“Morgen ist ein anderer Tag” [Woche 8+9, Jü]

Es war mir einfach so herausgerutscht. Falls ich beabsichtigt hatte, eine mir ziemlich zerknautscht gegenübersitzende Nina aufzuheitern, dann war es mir eindeutig gelungen. „Was soll denn das für eine Aussage sein?”, fragte sie mit zweifelnd-belustigter Miene.

„Ähm”, setzte ich zu einer Erklärung an und verteidigte mich dann rasch: „Es ist ein Denkspruch des dänischen Königs Waldemar IV.” – „Ach?”, zog Nina mich auf.

„Ja”, bekräftigte ich, „er sagte angeblich immer, wenn ein Problem auftauchte, ‚Morgen ist ein anderer Tag’. Er bekam sogar seinen Beinamen ‚Atterdag’ davon.”

Sie grinste noch immer und immer stärker. Offensichtlich glaubte sie mir nicht, dass es überhaupt jemals einen dänischen König namens Waldemar gegeben hatte. Was konnten er und ich auch dafür, dass heutzutage nur noch Hunde so hießen? Aber jedenfalls schien Nina ihre Sorgen für einen Moment vergessen zu haben; sie hakte nämlich jetzt nach: „Und woher weißt du das schon wieder?”

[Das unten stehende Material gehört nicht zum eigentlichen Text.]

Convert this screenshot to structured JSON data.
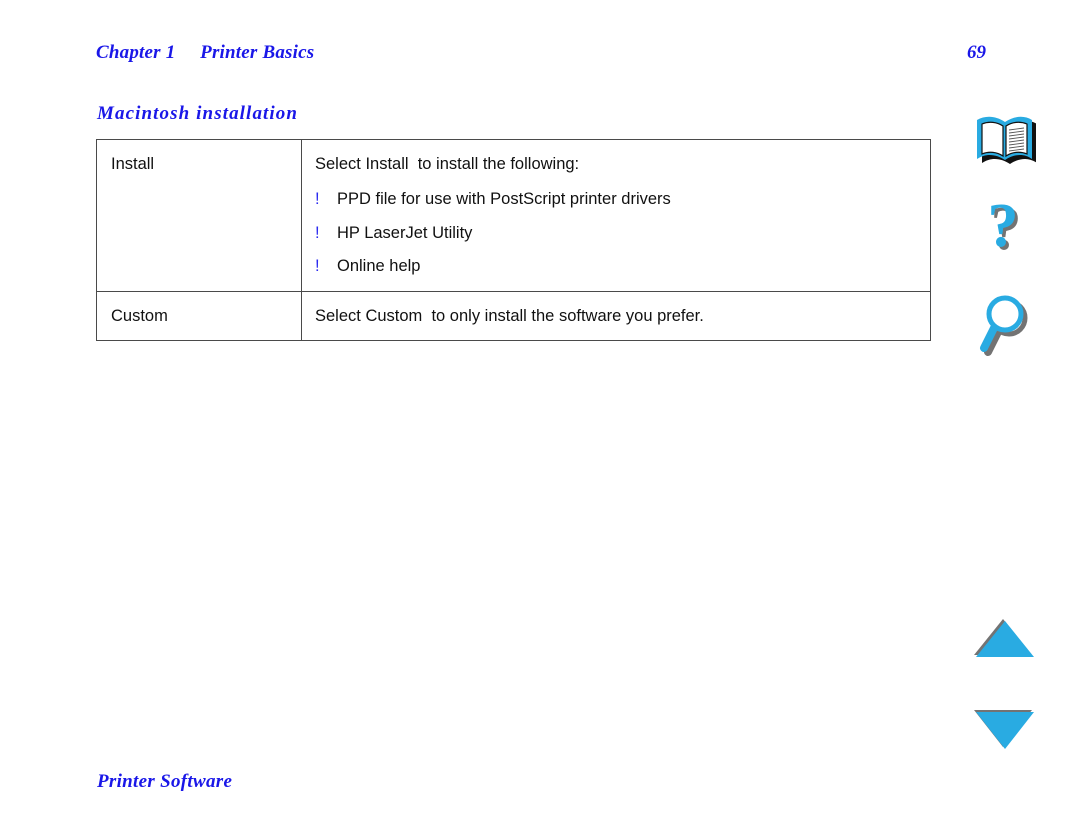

Ich glaube, ich wurde leicht rosa. Denn wie ich nun gestehen musste, hatte ich mein Wissen über Atterdag keineswegs aus einer wissenschaftlichen Abhandlung, auch nicht aus einem Lexikon oder zumindest aus Wikipedia, sondern lediglich aus einem historischen Roman. (Wobei ich ja der Meinung bin, dass die meisten historischen Romane besser oder jedenfalls nicht schlechter recherchiert sind als Wikipedia-Artikel). Nina zwinkerte mir zu und meinte schelmisch: „Wenn man so hört, woher du deine schlauen Sprüche beziehst, könnte man glatt meinen, du hättest deine 1. Diplomprüfung in der Tombola gewonnen…” – „Na hör mal!”, erwiderte ich leicht pikiert, aber keineswegs verärgert, „Das war harte Arbeit – hat in der Zwischenzeit sogar mein Vater eingesehen.”

Jetzt grinste Nina endgültig von einem Ohr zum anderen (was in Anbetracht ihrer Laune vor wenigen Minuten eine geradezu gewaltig positive Entwicklung war): „Ach ja, dein Vater, der ehemalige Handelsvertreter… verschone mich!”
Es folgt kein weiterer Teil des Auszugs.